Thursday, July 12, 2007

Counting Books

For the past week or so I have been working on book lists of one sort or another, both creating them as well as examining what makes for a useful list. As part of that process, and as part of a reality check, I collected book lists from twenty-eight randomly selected libraries, these lists being compiled by librarians. The nature of the lists were not so much the best of the best (I am working on that as a separate exercise) but rather lists of recommended books based on the experience of those librarians.

Some of these lists were just a couple of dozen books for a single grade, some lists reaching to a hundred or more titles and covering several grades. I am still in the process of cleaning up the data but have completed infant through Grade Three. I thought you might be interested in some of the initial observations, allowing for the fact that this is not a particularly rigorous analysis; while randomly selected, these lists were the ones that were readily available.

The outcome that struck me most was how little consensus there was between the lists. Had I been asked, I would have guessed that if you put 10 librarians in a room and asked them to create ten lists of recommended books for young children, 80% of the titles would have shown up on two or more of the lists (compared to 23% in the sample actually collected). I would have also guessed that at least a quarter of the titles would have shown up on the majority of lists (as opposed to none, in this sample).
From the twenty eight library lists covering infant to Grade Three, there were a total of 2,736 unique titles recommended. 77% of all titles mentioned were only mentioned once.
Of the total 2,736 titles mentioned, there were only 633 books (23%) that showed up on two or more lists out of the twenty-eight.
This is almost the inverse of what I would have expected.
The number of titles mentioned more than once had, what seemed to me, an astonishingly low average citation rate of 2.8, i.e. if a book was chosen by more than one librarian, it was on average chosen by about three of them (out of twenty-eight).
No book showed up on a majority of lists (more than fourteen of the twenty-eight). The highest number of citations were garnered by Amelia Bedelia and Frog and Toad are Friends which were each mentioned by 12 out of twenty-eight librarians.
Brown Bear, Brown Bear, What do You See?; Chicka Chicka Boom Boom; and Goodnight Moon each came in with ten citations.
There were only twenty-five titles that showed up on at least a quarter of the lists.

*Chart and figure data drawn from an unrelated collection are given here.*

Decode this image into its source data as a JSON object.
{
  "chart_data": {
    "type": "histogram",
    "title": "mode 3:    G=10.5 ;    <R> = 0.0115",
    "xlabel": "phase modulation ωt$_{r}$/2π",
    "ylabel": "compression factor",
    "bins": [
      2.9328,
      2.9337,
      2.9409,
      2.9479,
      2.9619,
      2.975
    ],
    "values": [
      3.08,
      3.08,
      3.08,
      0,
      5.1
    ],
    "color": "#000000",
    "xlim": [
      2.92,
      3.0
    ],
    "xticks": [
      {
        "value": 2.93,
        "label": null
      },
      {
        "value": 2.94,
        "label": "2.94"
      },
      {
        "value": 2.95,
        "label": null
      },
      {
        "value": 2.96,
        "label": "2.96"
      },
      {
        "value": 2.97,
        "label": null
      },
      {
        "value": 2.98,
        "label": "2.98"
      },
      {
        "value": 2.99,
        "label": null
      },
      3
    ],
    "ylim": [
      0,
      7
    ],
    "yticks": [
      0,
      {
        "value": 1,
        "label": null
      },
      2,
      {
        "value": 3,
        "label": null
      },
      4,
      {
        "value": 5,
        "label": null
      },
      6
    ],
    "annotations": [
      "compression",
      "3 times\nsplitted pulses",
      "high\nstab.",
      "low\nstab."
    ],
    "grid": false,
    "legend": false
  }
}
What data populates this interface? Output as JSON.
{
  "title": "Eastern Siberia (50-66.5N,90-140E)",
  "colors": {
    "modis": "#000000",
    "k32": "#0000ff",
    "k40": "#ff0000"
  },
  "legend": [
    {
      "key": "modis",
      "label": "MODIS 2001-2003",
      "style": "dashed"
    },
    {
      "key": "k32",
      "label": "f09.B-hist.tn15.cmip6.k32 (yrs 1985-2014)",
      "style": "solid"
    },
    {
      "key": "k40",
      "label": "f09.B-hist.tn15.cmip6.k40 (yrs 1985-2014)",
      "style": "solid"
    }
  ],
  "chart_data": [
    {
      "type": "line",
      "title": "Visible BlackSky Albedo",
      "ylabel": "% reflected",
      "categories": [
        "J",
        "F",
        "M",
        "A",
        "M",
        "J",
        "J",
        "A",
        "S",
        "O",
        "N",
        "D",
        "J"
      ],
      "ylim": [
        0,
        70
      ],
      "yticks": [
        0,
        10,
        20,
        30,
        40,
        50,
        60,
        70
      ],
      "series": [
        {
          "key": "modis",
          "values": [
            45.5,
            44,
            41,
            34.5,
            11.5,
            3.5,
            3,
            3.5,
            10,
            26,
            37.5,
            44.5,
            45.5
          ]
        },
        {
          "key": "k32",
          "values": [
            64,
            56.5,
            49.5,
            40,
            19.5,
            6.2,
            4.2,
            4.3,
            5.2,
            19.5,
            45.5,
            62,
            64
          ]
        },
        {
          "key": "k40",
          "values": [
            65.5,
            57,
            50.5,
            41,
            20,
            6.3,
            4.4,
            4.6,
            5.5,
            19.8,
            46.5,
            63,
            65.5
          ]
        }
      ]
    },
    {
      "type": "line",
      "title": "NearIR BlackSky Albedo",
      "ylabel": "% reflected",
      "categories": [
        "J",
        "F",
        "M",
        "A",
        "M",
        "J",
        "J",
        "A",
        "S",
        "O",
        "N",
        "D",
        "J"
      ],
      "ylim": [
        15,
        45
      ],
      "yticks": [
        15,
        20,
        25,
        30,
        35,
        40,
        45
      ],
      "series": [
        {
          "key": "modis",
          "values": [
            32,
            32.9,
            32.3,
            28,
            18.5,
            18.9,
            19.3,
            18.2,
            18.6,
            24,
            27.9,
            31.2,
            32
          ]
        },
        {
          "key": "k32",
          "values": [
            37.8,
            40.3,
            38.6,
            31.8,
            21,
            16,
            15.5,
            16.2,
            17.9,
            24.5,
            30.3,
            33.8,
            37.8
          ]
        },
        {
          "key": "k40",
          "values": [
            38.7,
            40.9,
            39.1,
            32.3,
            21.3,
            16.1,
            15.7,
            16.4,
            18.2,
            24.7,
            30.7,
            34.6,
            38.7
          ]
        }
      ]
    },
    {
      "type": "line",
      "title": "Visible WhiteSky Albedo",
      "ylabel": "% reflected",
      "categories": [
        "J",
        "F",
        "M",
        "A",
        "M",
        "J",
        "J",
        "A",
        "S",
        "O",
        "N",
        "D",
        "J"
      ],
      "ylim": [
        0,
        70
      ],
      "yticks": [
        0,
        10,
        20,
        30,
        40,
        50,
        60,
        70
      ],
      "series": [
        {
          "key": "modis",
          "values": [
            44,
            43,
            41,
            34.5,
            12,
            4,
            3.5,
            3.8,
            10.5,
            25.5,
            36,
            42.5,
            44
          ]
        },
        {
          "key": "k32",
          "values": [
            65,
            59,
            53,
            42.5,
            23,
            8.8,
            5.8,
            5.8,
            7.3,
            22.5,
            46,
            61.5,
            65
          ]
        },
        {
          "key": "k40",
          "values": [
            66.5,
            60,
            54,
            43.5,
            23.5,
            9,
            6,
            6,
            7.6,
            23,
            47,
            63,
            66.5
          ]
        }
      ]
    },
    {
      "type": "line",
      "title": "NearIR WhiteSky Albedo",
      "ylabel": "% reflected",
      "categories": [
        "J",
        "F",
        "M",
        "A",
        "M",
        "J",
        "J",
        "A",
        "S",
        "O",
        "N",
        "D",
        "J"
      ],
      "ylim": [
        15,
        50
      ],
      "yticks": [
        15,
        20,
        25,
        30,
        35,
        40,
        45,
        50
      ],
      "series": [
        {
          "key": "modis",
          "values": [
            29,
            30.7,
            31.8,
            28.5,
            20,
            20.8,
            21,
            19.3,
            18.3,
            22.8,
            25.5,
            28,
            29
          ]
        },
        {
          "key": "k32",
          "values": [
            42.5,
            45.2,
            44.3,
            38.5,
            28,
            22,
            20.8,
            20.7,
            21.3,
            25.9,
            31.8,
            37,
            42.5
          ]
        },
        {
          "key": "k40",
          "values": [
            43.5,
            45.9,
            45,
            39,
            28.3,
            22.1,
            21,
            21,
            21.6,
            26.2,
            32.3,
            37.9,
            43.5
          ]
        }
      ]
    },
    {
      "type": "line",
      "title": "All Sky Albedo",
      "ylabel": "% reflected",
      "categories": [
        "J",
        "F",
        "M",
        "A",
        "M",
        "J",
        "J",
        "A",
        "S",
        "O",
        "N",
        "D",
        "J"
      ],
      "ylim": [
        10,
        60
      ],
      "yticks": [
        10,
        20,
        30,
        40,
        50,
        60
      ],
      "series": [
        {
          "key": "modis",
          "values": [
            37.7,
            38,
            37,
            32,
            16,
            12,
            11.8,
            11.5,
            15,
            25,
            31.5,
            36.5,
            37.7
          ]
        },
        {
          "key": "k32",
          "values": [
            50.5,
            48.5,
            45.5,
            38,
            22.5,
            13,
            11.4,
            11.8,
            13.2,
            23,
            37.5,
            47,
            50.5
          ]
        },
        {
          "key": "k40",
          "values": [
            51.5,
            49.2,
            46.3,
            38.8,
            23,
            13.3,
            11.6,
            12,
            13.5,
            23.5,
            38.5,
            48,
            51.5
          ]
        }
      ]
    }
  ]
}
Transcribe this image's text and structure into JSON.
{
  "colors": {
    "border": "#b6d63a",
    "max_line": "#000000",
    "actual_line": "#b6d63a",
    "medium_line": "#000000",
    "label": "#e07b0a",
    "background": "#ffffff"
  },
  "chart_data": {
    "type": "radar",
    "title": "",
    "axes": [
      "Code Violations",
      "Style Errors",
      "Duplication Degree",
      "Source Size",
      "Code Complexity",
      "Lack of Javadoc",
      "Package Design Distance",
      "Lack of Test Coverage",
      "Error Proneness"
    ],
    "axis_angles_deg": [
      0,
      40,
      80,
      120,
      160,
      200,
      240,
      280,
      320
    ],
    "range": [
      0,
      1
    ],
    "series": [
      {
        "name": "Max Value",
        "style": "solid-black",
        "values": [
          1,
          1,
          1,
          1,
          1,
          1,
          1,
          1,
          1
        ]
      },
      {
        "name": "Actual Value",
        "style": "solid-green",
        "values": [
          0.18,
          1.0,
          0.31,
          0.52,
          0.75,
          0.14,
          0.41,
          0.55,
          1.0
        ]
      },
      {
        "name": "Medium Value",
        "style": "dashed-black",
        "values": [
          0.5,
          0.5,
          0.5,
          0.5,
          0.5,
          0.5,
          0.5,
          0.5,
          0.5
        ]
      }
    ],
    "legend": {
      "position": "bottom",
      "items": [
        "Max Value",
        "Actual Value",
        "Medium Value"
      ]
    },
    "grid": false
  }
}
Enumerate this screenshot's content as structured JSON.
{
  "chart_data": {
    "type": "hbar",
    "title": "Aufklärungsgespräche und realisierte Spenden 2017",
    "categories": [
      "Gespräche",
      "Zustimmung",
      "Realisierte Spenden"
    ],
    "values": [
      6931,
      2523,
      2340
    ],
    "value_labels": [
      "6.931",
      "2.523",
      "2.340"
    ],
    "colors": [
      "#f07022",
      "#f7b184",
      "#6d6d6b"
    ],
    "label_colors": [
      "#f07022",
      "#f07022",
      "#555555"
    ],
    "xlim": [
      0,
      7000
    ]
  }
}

Alexander and the Terrible, Horrible, No Good, Very Bad Day by Judith Viorst and illustrated by Ray Cruz

Amber Brown is Not a Crayon by Paula Danziger and illustrated by Tony Ross

Amelia Bedelia by Peggy Parrish and illustrated by Fritz Siebel

Brown Bear, Brown Bear, What Do You See? by Bill Martin, Jr. and illustrated by Eric Carle

Caps for Sale by Esphyr Slobodkina

Chicka Chicka Boom Boom by Bill Martin, Jr. and John Archambault, and illustrated by Lois Ehlert

Corduroy by Don Freeeman

Curious George by H.A. Rey

Dinosaurs Before Dark by Mary Pope Osborne and illustrated by Sal Murdocca

Encyclopedia Brown Boy Detective by Donald Sobol and illustrated by Leonard Shortall

Freckle Juice by Judy Blume and illustrated by Sonia O. Lisker

Frog and Toad Are Friends by Arnold Lobel

Goodnight Moon by Margaret Wise Borwn and illustrated by Clement Hurd

Horrible Harry in Room 2B by Suzy Kline and illustrated by Frank Remkiewicz

Jumanji by Chris van Allsburg

Little Bear by Else Holmelund Minark and illustrated by Maurice Sendak

Madeline by Ludwig Bemelmans

Make Way for Ducklings by Robert McCloskey

Miss Nelson is Missing! by Harry Allard and illustrated by James Marshall

Sarah, Plain and Tall by Patricia MacLachlan

Strega Nona by Tomie dePaola

The Cat in the Hat by Dr. Seuss

The Napping House by Don & Audrey Wood

The Stories Julian Tells by Ann Cameron and illustrated by Ann Strugnell

The Very Hungry Caterpillar by Eric Carle

Take it all with a pinch of salt, while I did my best to collect lists created for similar purposes by similarly qualified practitioners, done independently of one another, etc. this is not a scientifically controlled sample. You can read much or little into the results but I find them interesting and will be writing these up in more detail in later entries (and lists).